Hasar dosyasına göre davacının yaralanması medeniyle herhangi bir ödemenin yapılmadığı görülmüştür.
Davacının maluliyet raporu İzmir Katip Çelebi Atatürk Eğitim ve Araştırma Hastanesi Adli Tıp Anabilim Dalı Bölümünden alınmış 16/04/2021 tarihli 2021/KRD-21-204 Sayılı raporda davacının, 02/01/2014 tarihli yaralanmaları dikkate alınarak; Özürlülük Ölçütü, Sınıflandırması ve Özürlülere Verilecek Sağlık Kurulu Raporları Hakkında Yönetmelik ve ekindeki cetveller esas alınmak kaydıyla bedensel özür oranı hesaplandığında; kişinin bedensel özür oranının %10 olduğu, Maluliyet Tespiti İşlemleri Yönetmeliği kapsamında yapılan hesaplamada, Çalışma Gücü ve Meslekte Kazanma Gücü Kaybı Oranı Tespit İşlemleri Yönetmeliği esas alınmak suretiyle yapılan hesaplamada %12.3 oranında vücut genel çalışma gücünden kaybettiği, 120 gün süre ile iş göremezlik halinde kalacağı, 60 gün süre ile başkasının yardımına ihtiyacı olduğu mütalaa edilmiştir.

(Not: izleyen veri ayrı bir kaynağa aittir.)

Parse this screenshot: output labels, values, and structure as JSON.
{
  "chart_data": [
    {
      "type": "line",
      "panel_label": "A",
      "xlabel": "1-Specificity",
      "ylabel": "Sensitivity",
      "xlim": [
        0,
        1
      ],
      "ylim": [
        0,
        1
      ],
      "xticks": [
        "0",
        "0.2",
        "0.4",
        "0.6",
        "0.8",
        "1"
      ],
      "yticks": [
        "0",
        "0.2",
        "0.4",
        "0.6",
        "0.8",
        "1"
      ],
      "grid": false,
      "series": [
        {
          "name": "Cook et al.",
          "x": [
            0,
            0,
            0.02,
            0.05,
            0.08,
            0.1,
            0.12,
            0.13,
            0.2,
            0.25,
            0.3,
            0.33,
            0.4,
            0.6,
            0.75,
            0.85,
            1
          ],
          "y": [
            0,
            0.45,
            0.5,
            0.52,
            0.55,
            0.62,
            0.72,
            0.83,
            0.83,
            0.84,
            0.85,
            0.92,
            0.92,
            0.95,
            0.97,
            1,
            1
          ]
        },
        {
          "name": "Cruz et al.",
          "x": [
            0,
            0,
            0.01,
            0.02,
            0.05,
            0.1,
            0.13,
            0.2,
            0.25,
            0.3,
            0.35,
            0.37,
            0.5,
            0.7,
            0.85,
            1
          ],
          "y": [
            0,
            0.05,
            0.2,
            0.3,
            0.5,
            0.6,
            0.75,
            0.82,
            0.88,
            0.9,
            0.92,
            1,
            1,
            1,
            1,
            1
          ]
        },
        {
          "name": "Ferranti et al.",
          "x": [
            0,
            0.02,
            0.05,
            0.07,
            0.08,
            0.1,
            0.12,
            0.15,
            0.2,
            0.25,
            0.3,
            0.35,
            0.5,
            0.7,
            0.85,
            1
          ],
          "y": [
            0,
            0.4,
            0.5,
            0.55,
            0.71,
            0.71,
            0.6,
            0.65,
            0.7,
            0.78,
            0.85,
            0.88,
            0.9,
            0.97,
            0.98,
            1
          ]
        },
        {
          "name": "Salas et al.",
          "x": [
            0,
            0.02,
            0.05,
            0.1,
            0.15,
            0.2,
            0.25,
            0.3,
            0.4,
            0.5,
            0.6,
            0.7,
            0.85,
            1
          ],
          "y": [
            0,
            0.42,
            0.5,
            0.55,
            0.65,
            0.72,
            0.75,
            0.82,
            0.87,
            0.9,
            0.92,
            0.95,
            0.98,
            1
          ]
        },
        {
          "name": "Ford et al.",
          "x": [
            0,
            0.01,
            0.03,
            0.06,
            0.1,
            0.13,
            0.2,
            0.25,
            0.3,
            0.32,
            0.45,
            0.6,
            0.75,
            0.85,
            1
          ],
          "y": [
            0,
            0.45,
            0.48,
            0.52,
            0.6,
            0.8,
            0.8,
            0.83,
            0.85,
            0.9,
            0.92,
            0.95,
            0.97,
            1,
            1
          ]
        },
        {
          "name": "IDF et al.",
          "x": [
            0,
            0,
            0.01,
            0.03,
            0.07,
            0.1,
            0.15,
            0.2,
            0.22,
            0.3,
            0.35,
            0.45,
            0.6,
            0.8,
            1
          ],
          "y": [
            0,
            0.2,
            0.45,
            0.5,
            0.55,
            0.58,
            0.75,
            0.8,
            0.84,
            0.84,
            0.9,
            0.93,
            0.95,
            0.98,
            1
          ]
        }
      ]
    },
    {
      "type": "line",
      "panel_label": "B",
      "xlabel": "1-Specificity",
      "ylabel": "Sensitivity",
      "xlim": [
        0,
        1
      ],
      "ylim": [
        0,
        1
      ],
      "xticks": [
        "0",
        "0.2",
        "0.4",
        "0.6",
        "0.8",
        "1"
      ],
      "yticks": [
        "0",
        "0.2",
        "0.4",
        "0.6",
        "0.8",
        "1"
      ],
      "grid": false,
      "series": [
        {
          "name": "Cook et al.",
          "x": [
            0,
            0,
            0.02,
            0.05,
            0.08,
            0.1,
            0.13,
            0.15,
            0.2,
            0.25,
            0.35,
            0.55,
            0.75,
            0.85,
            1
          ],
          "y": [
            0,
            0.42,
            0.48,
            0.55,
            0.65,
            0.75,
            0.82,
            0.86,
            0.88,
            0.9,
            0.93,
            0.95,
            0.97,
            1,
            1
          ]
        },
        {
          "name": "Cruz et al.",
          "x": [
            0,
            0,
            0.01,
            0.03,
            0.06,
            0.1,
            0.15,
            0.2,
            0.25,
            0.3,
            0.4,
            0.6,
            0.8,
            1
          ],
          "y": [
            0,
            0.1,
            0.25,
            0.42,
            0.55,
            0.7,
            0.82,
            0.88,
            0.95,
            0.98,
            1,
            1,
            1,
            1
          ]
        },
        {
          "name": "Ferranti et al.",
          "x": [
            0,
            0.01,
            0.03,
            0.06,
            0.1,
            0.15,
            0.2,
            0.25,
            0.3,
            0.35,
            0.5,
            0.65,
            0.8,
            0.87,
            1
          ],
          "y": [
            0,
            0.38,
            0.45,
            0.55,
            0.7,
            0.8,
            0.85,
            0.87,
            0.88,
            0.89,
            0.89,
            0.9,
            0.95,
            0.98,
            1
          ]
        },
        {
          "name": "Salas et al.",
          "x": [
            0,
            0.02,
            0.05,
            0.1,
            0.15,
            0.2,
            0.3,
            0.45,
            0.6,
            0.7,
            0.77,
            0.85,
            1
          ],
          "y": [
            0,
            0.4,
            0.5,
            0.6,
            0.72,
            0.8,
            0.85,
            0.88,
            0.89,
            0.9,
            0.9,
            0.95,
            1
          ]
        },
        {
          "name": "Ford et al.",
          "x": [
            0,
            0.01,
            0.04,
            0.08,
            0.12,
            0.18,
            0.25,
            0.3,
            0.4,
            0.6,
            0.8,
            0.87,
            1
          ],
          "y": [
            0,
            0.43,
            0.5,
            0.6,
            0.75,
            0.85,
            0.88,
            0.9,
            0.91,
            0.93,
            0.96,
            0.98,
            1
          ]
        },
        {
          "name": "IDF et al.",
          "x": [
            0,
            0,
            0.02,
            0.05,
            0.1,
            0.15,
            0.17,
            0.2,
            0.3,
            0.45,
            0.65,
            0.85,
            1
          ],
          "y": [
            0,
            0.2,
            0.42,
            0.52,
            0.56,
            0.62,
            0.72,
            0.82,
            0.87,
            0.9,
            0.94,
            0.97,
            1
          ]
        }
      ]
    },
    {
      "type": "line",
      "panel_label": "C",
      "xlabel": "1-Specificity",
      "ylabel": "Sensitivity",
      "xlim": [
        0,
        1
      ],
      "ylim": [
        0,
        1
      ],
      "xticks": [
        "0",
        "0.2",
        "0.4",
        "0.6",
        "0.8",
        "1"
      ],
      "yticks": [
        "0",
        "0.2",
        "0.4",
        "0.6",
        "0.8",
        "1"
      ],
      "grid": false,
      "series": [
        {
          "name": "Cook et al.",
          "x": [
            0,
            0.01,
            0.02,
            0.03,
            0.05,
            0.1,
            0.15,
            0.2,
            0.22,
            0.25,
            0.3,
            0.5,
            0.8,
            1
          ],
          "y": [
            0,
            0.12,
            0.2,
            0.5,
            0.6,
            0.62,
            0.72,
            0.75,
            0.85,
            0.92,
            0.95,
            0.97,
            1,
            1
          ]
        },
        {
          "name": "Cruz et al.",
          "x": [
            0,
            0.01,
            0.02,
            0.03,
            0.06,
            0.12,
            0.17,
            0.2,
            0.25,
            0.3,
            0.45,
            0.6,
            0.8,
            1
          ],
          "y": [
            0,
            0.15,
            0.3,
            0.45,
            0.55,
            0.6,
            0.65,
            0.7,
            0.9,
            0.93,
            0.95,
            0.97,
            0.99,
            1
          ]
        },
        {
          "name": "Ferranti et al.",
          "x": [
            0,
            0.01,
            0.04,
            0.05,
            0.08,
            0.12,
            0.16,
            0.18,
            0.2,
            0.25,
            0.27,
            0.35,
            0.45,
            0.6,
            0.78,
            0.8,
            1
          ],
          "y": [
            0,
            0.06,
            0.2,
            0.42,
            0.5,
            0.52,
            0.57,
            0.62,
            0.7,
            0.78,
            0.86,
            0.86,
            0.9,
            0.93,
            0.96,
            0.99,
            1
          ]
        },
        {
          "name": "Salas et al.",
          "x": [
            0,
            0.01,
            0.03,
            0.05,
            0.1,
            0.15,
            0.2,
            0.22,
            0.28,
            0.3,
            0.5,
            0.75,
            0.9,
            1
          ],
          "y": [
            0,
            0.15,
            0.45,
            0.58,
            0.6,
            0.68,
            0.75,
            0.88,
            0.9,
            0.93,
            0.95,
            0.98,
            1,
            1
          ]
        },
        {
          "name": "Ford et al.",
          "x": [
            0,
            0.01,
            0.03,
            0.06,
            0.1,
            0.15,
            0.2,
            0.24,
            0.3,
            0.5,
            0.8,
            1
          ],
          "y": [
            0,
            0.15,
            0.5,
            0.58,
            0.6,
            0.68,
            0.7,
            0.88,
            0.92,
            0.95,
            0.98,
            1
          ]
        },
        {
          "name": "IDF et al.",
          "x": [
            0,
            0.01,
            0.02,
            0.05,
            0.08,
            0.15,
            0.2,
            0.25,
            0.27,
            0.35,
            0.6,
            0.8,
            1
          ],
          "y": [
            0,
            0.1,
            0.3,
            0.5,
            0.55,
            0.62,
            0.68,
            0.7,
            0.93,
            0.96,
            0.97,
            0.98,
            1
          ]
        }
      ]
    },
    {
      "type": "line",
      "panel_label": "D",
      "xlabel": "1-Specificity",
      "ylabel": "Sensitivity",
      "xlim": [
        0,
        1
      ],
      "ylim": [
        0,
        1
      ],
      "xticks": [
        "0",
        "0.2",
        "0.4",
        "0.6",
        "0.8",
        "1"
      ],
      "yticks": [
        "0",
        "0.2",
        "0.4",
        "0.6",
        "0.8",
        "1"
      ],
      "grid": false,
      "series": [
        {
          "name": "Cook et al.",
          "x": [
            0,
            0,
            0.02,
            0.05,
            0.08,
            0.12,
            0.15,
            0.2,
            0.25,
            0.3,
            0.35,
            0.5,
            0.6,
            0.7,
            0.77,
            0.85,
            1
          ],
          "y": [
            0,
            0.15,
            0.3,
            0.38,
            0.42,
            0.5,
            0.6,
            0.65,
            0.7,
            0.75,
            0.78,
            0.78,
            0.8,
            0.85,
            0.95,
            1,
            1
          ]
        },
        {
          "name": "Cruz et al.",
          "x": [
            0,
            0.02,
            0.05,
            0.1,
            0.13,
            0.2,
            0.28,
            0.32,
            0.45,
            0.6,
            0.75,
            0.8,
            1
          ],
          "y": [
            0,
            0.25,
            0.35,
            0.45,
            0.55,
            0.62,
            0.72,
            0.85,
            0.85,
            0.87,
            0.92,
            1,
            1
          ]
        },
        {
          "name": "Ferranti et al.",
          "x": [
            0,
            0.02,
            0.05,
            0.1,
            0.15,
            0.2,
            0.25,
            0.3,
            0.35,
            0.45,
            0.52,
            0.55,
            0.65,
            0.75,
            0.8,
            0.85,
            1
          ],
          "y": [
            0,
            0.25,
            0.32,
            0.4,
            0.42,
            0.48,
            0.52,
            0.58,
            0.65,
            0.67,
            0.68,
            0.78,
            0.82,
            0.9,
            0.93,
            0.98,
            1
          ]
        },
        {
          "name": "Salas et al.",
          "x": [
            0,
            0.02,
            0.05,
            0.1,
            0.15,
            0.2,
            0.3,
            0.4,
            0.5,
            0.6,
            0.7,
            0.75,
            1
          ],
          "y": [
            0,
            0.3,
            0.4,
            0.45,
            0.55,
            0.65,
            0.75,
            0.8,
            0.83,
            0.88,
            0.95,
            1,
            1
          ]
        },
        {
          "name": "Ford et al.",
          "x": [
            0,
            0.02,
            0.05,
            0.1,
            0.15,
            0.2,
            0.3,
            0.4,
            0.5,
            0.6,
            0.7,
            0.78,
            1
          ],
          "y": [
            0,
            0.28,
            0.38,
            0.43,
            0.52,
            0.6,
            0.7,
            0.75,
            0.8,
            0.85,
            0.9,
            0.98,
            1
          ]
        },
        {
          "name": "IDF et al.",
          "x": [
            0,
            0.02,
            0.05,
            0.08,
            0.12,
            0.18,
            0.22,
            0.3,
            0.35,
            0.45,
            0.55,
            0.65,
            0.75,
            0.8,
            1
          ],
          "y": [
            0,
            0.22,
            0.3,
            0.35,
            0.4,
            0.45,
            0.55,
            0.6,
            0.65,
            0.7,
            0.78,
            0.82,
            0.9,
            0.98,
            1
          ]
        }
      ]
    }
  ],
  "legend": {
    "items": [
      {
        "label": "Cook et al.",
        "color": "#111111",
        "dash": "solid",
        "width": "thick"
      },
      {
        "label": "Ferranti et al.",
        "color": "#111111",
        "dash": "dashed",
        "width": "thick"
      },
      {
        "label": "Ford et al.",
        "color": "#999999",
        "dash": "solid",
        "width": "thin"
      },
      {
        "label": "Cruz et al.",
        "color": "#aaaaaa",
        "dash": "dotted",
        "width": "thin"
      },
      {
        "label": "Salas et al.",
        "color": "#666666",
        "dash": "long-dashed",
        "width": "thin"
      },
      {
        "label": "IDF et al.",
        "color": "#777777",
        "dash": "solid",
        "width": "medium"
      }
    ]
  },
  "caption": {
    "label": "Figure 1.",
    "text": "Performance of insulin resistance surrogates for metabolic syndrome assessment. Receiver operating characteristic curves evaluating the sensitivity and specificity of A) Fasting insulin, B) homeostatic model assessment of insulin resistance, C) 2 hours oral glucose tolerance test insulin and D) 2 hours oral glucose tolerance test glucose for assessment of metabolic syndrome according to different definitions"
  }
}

İstanbul 5. Asliye Ticaret Mahkemesinden alınan İstanbul ATK 2. İhtisas Kurumunun raporu ile mahkememizce alınan maluliyet raporu çelişmekle, çelişkilerin giderilmesi, taraf itirazlarını karşılar şekilde davacının maluliyet raporunun düzenlenmesi için dosya İstanbul ATK 2. Üst Kuruluna tevdi edilmiş, ATK İstanbul Adli Tıp 2. Üst Kurulu 16/11/2021 tarihli raporlarında; davacının 02/01/2014 tarihinde geçirdiği trafik kazasına bağlı arızası sebebiyle, Maluliyet Tespiti İşlemleri yönetmenliği ile bu yönetmenlik kapsamında yer almayan bölüm, cetvel ve listeler için, 11.10.2008 tarih ve 27021 sayılı Resmi Gazete’de yayımlanan Çalışma Gücü ve Meslekte Kazanma Gücü Kaybı Oranı Tespit İşlemleri Yönetmeliği hükümleri kapsamında maluliyetine neden olacak düzeyde araz bırakmadan iyileşmiş olduğundan sürekli maluliyet tayinine mahal olmadığı, Özürlülük Ölçütü, Sınıflandırması ve Özürlülere Verilecek Sağlık Kurulu Raporları Hakkında Yönetmelik ve ekindeki cetveller esas alınmak kaydıyla bedensel özür oranı hesaplandığında; kişinin tüm vücut engellilik oranının %0 (yüzdesıfır) olduğu, İyileşme (iş göremezlik) süresinin olay tarihinden itibaren 3 (üç) aya kadar uzayabileceği, başka birinin sürekli veya geçici olarak bakımına muhtaç durumda olmadığı, Maluliyet ve özürlülük oranları ile iyileşme süresi açısından İlgili Sağlık Kuruluşlarının Kararları ile Üst Kurulumuzun mevcut Kararı arasındaki farkın, kişinin yapılan son durum muayenelerinde ve tetkiklerinde Kurumumuzca solunumsal açıdan araz olarak değerlendirilebilecek düzeyde bir sekelin tespit edilmemesinden kaynaklandığı mütalaa olunmuştur. İş bu maluliyet raporuna davacı vekili tarafından itiraz edilmişse de, delillerin takdiri mahkememize ait olmakla rapora karşı itirazların reddine karar verilmiştir.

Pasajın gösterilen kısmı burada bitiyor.